Place: Country; 1; 2; 3; 4; 5; 6; 7; 8; 9; 10; 11; 12; 13; 14; 15; 16; 17; 18; +; −; =; Points
1: Poland; -; 3½; 2; 2; 1½; 2; 1½; 3; 4; 2½; 2½; 3½; 3; 2½; 4; 4; 3½; 3½; 12; 2; 3; 48½
2: HUN Hungary; ½; -; 2; 2; 1½; 3; 1½; 2; 2; 3; 3½; 3½; 3½; 4; 4; 4; 4; 3; 10; 3; 4; 47
3: Germany; 2; 2; -; 3; 2; ½; 1½; 3; 3; 3½; 3½; 3; 2½; 3½; 2; 2½; 3; 4; 11; 2; 4; 44½
4: Austria; 2; 2; 1; -; 2; 4; 2; 1½; 2; 3½; 3; 3; 2; 3; 3½; 2; 3; 4; 8; 2; 7; 43½
5: Czechoslovakia; 2½; 2½; 2; 2; -; 2; ½; 2½; 3½; 1; 2; 3½; 2½; 2; 4; 3; 3½; 3½; 10; 2; 5; 42½
6: United States; 2; 1; 3½; 0; 2; -; 2½; 2; 2; 2½; 2½; 1½; 2½; 3½; 3; 3; 4; 4; 10; 3; 4; 41½
7: Netherlands; 2½; 2½; 2½; 2; 3½; 1½; -; 1½; 1½; 1½; 3; 3; 3½; 1; 2½; 3; 4; 2; 10; 5; 2; 41
8: Great Britain; 1; 2; 1; 2½; 1½; 2; 2½; -; 2; 3; 2½; 3½; 2½; 2; 2½; 3½; 3; 3½; 10; 3; 4; 40½
9: Sweden; 0; 2; 1; 2; ½; 2; 2½; 2; -; 2; 2½; 3; 3; 3½; 3½; 3; 3½; 4; 9; 3; 5; 40
10: Latvia; 1½; 1; ½; ½; 3; 1½; 2½; 1; 2; -; 1; 2; 3; 3; 4; 3; 2; 3½; 7; 7; 3; 35
11: Denmark; 1½; ½; ½; 1; 2; 1½; 1; 1½; 1½; 3; -; 2; 2; 1; 3; 2½; 2½; 4; 5; 9; 3; 31
12: France; ½; ½; 1; 1; ½; 2½; 1; ½; 1; 2; 2; -; 2½; 3½; 1½; 3; 3; 2½; 6; 9; 2; 28½
13: Romania; 1; ½; 1½; 2; 1½; 1½; ½; 1½; 1; 1; 2; 1½; -; 1; 3½; 3½; 2½; 2½; 4; 11; 2; 28½
14: Lithuania; 1½; 0; ½; 1; 2; ½; 3; 2; ½; 1; 3; ½; 3; -; 0; 1; 1; 2; 3; 11; 3; 22½
15: Iceland; 0; 0; 2; ½; 0; 1; 1½; 1½; ½; 0; 1; 2½; ½; 4; -; 1; 3½; 2½; 4; 12; 1; 22
16: Spain; 0; 0; 1½; 2; 1; 1; 1; ½; 1; 1; 1½; 1; ½; 3; 3; -; 2; 1½; 2; 13; 2; 21½
17: Finland; ½; 0; 1; 1; ½; 0; 0; 1; ½; 2; 1½; 1; 1½; 3; ½; 2; -; 2; 1; 13; 3; 18
18: Norway; ½; 1; 0; 0; ½; 0; 2; ½; 0; ½; 0; 1½; 1½; 2; 1½; 2½; 2; -; 1; 13; 3; 16

===Individual medals===

The individual ratings were solely based on number of points scored. No board order was applied and only top three individual results were awarded with a prize.

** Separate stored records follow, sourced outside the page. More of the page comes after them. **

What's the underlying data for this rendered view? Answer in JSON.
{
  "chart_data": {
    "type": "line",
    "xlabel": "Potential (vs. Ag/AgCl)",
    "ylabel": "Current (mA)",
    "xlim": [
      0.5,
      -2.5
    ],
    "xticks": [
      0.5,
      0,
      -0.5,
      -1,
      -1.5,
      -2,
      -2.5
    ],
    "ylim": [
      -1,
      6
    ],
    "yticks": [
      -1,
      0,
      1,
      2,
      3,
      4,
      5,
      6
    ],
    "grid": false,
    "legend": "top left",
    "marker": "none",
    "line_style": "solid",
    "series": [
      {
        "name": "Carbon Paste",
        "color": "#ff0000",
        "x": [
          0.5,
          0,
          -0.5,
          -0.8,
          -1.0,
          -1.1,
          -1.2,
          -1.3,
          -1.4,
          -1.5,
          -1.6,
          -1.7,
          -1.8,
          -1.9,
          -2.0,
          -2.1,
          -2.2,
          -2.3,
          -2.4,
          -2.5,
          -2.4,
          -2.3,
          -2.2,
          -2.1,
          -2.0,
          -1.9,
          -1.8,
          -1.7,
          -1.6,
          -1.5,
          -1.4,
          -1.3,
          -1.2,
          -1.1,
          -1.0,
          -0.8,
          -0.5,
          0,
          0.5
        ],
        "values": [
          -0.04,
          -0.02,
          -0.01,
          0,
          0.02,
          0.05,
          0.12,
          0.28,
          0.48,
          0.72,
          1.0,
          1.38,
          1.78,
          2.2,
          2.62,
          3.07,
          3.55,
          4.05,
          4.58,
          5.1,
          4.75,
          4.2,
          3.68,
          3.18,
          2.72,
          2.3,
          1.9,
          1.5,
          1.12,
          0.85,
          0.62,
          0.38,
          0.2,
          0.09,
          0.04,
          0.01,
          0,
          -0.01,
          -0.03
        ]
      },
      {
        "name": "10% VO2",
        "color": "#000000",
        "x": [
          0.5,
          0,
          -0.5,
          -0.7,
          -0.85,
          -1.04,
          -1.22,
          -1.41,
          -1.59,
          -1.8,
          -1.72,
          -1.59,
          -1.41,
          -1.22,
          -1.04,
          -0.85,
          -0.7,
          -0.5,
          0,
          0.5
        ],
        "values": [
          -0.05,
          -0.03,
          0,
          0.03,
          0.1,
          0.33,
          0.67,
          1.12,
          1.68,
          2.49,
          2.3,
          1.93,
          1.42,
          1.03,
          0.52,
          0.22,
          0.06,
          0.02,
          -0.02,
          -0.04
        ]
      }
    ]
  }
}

- Gold medal won Akiba Rubinstein (Poland), scoring 15/17 (88.2%);
- Silver medal won Salo Flohr (Czechoslovakia), scoring 14.5/17 (85.3%);
- Bronze medal won Isaac Kashdan (USA), scoring 14/17 (82.4%).